Этот учитель всегда относился ко мне скептически. «Надеюсь, Барнс, — дернул он меня как-то после неудовлетворительно отвеченного урока, — вы не один из этих прожженных циников, черт их дери». Я, сэр? Циник, сэр? Ну что вы — я верю в агнцев, и в цветение живой изгороди, и в человеческую доброту, сэр. Но даже я посчитал это его прощальное слово весьма стильным, как, впрочем, и Алекс Бриллиант. Мы были: а) поражены остроумием; б) удивлены, что школьный учитель, жалкий, в сущности, неудачник, может обладать таким уровнем самопознания; в) полны решимости прожить свою жизнь так, чтоб она не сводилась к такому вот словесному заключению. Надеюсь, когда Алекс лет десять спустя глотал таблетки, чтобы покончить с собой из-за женщины, он уже забыл об этом.
По странному стечению обстоятельств примерно в то же время я узнал, каков был конец нашего учителя. После инсульта его разбил паралич, он не мог даже говорить. Время от времени его навещал друг-алкоголик, который, как и многие алкоголики, был убежден, что выпивка — она любому поможет; он тайком приносил с собой бутылку виски и заливал ее в глотку старому учителю, на что тот мог лишь пучить глаза. Было ли у него время на последнее слово перед тем, как его сразил инсульт, имел ли он возможность вспомнить о последнем слове, когда лежал недвижим, а внутрь ему текло бухло? Да, таким манером любой может сделаться прожженным циником.

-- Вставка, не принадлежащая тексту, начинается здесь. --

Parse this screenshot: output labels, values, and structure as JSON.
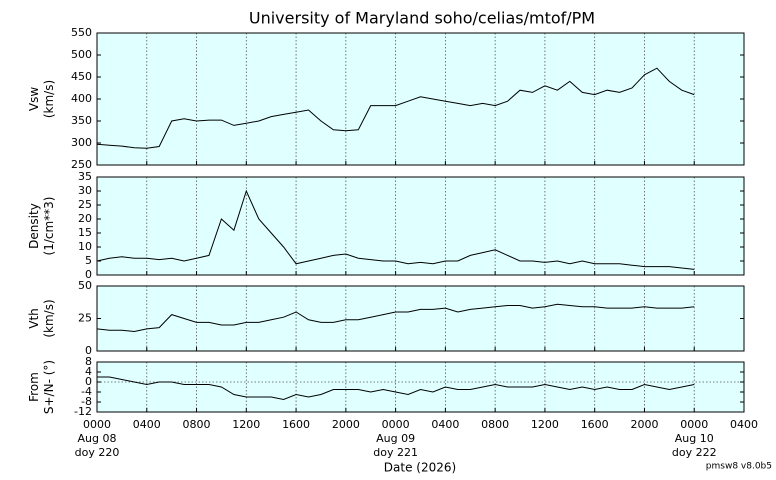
{
  "title": "University of Maryland  soho/celias/mtof/PM",
  "footer": "pmsw8 v8.0b5",
  "x_axis": {
    "label": "Date (2026)",
    "xlim": [
      0,
      52
    ],
    "xticks": [
      {
        "value": 0,
        "label": "0000"
      },
      {
        "value": 4,
        "label": "0400"
      },
      {
        "value": 8,
        "label": "0800"
      },
      {
        "value": 12,
        "label": "1200"
      },
      {
        "value": 16,
        "label": "1600"
      },
      {
        "value": 20,
        "label": "2000"
      },
      {
        "value": 24,
        "label": "0000"
      },
      {
        "value": 28,
        "label": "0400"
      },
      {
        "value": 32,
        "label": "0800"
      },
      {
        "value": 36,
        "label": "1200"
      },
      {
        "value": 40,
        "label": "1600"
      },
      {
        "value": 44,
        "label": "2000"
      },
      {
        "value": 48,
        "label": "0000"
      },
      {
        "value": 52,
        "label": "0400"
      }
    ],
    "date_labels": [
      {
        "value": 0,
        "date": "Aug 08",
        "doy": "doy 220"
      },
      {
        "value": 24,
        "date": "Aug 09",
        "doy": "doy 221"
      },
      {
        "value": 48,
        "date": "Aug 10",
        "doy": "doy 222"
      }
    ]
  },
  "background": "#e0ffff",
  "chart_data": [
    {
      "type": "line",
      "y_label": [
        "Vsw",
        "(km/s)"
      ],
      "ylim": [
        250,
        550
      ],
      "yticks": [
        250,
        300,
        350,
        400,
        450,
        500,
        550
      ],
      "x": [
        0,
        1,
        2,
        3,
        4,
        5,
        6,
        7,
        8,
        9,
        10,
        11,
        12,
        13,
        14,
        15,
        16,
        17,
        18,
        19,
        20,
        21,
        22,
        23,
        24,
        25,
        26,
        27,
        28,
        29,
        30,
        31,
        32,
        33,
        34,
        35,
        36,
        37,
        38,
        39,
        40,
        41,
        42,
        43,
        44,
        45,
        46,
        47,
        48
      ],
      "series": [
        {
          "color": "#000000",
          "values": [
            297,
            295,
            293,
            289,
            288,
            292,
            350,
            355,
            350,
            352,
            352,
            340,
            345,
            350,
            360,
            365,
            370,
            375,
            350,
            330,
            328,
            330,
            385,
            385,
            385,
            395,
            405,
            400,
            395,
            390,
            385,
            390,
            385,
            395,
            420,
            415,
            430,
            420,
            440,
            415,
            410,
            420,
            415,
            425,
            455,
            470,
            440,
            420,
            410
          ]
        }
      ]
    },
    {
      "type": "line",
      "y_label": [
        "Density",
        "(1/cm**3)"
      ],
      "ylim": [
        0,
        35
      ],
      "yticks": [
        0,
        5,
        10,
        15,
        20,
        25,
        30,
        35
      ],
      "x": [
        0,
        1,
        2,
        3,
        4,
        5,
        6,
        7,
        8,
        9,
        10,
        11,
        12,
        13,
        14,
        15,
        16,
        17,
        18,
        19,
        20,
        21,
        22,
        23,
        24,
        25,
        26,
        27,
        28,
        29,
        30,
        31,
        32,
        33,
        34,
        35,
        36,
        37,
        38,
        39,
        40,
        41,
        42,
        43,
        44,
        45,
        46,
        47,
        48
      ],
      "series": [
        {
          "color": "#000000",
          "values": [
            5,
            6,
            6.5,
            6,
            6,
            5.5,
            6,
            5,
            6,
            7,
            20,
            16,
            30,
            20,
            15,
            10,
            4,
            5,
            6,
            7,
            7.5,
            6,
            5.5,
            5,
            5,
            4,
            4.5,
            4,
            5,
            5,
            7,
            8,
            9,
            7,
            5,
            5,
            4.5,
            5,
            4,
            5,
            4,
            4,
            4,
            3.5,
            3,
            3,
            3,
            2.5,
            2
          ]
        }
      ]
    },
    {
      "type": "line",
      "y_label": [
        "Vth",
        "(km/s)"
      ],
      "ylim": [
        0,
        50
      ],
      "yticks": [
        0,
        25,
        50
      ],
      "x": [
        0,
        1,
        2,
        3,
        4,
        5,
        6,
        7,
        8,
        9,
        10,
        11,
        12,
        13,
        14,
        15,
        16,
        17,
        18,
        19,
        20,
        21,
        22,
        23,
        24,
        25,
        26,
        27,
        28,
        29,
        30,
        31,
        32,
        33,
        34,
        35,
        36,
        37,
        38,
        39,
        40,
        41,
        42,
        43,
        44,
        45,
        46,
        47,
        48
      ],
      "series": [
        {
          "color": "#000000",
          "values": [
            17,
            16,
            16,
            15,
            17,
            18,
            28,
            25,
            22,
            22,
            20,
            20,
            22,
            22,
            24,
            26,
            30,
            24,
            22,
            22,
            24,
            24,
            26,
            28,
            30,
            30,
            32,
            32,
            33,
            30,
            32,
            33,
            34,
            35,
            35,
            33,
            34,
            36,
            35,
            34,
            34,
            33,
            33,
            33,
            34,
            33,
            33,
            33,
            34
          ]
        }
      ]
    },
    {
      "type": "line",
      "y_label": [
        "From",
        "S+/N- (°)"
      ],
      "ylim": [
        -12,
        8
      ],
      "yticks": [
        -12,
        -8,
        -4,
        0,
        4,
        8
      ],
      "zero_line": 0,
      "x": [
        0,
        1,
        2,
        3,
        4,
        5,
        6,
        7,
        8,
        9,
        10,
        11,
        12,
        13,
        14,
        15,
        16,
        17,
        18,
        19,
        20,
        21,
        22,
        23,
        24,
        25,
        26,
        27,
        28,
        29,
        30,
        31,
        32,
        33,
        34,
        35,
        36,
        37,
        38,
        39,
        40,
        41,
        42,
        43,
        44,
        45,
        46,
        47,
        48
      ],
      "series": [
        {
          "color": "#000000",
          "values": [
            2,
            2,
            1,
            0,
            -1,
            0,
            0,
            -1,
            -1,
            -1,
            -2,
            -5,
            -6,
            -6,
            -6,
            -7,
            -5,
            -6,
            -5,
            -3,
            -3,
            -3,
            -4,
            -3,
            -4,
            -5,
            -3,
            -4,
            -2,
            -3,
            -3,
            -2,
            -1,
            -2,
            -2,
            -2,
            -1,
            -2,
            -3,
            -2,
            -3,
            -2,
            -3,
            -3,
            -1,
            -2,
            -3,
            -2,
            -1
          ]
        }
      ]
    }
  ]
}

Современная медицина, продлевая процесс умирания, по большей части покончила со знаменитыми последними словами, ведь чтобы произнести их, надо понимать, что время уже пришло. Тому, кто решил непременно уйти на определенной фразе, можно лишь посоветовать произнести ее, после чего осознанно погрузиться в схиму молчания и хранить его, пока все не кончится. Но в знаменитых последних словах всегда было что-то героическое, а поскольку время, в котором мы живем, совсем уже не героическое, утрату этой традиции оплакивать особо не станут. Вместо этого нам следует научиться ценить последние слова пусть не такие величественные, но несущие в себе характерные черты. Франсис Стигмюллер за несколько часов до смерти в неаполитанской больнице сказал (предположительно по-итальянски) медбрату, который поправлял его постель: «У тебя красивые руки». Достойное восхищения замечание; миросозерцание доставляло ему удовольствие, даже когда он покидал этот мир. Последние слова А. Э. Хаусмана были обращены к доктору, который делал ему последний — и, возможно, заведомо последний — укол морфия: «Великолепно, друг мой». Кому нужна торжественная серьезность?! Ренар в своем «Дневнике» описал смерть Тулуз-Лотрека. Отец художника, известный своей эксцентричностью, пришел навестить сына, но вместо того, чтоб сосредоточиться на больном, тут же принялся ловить кружащих по больничной палате мух. Художник, приподнявшись в кровати, сказал: «Старый ты мудак!» — после чего откинулся и умер.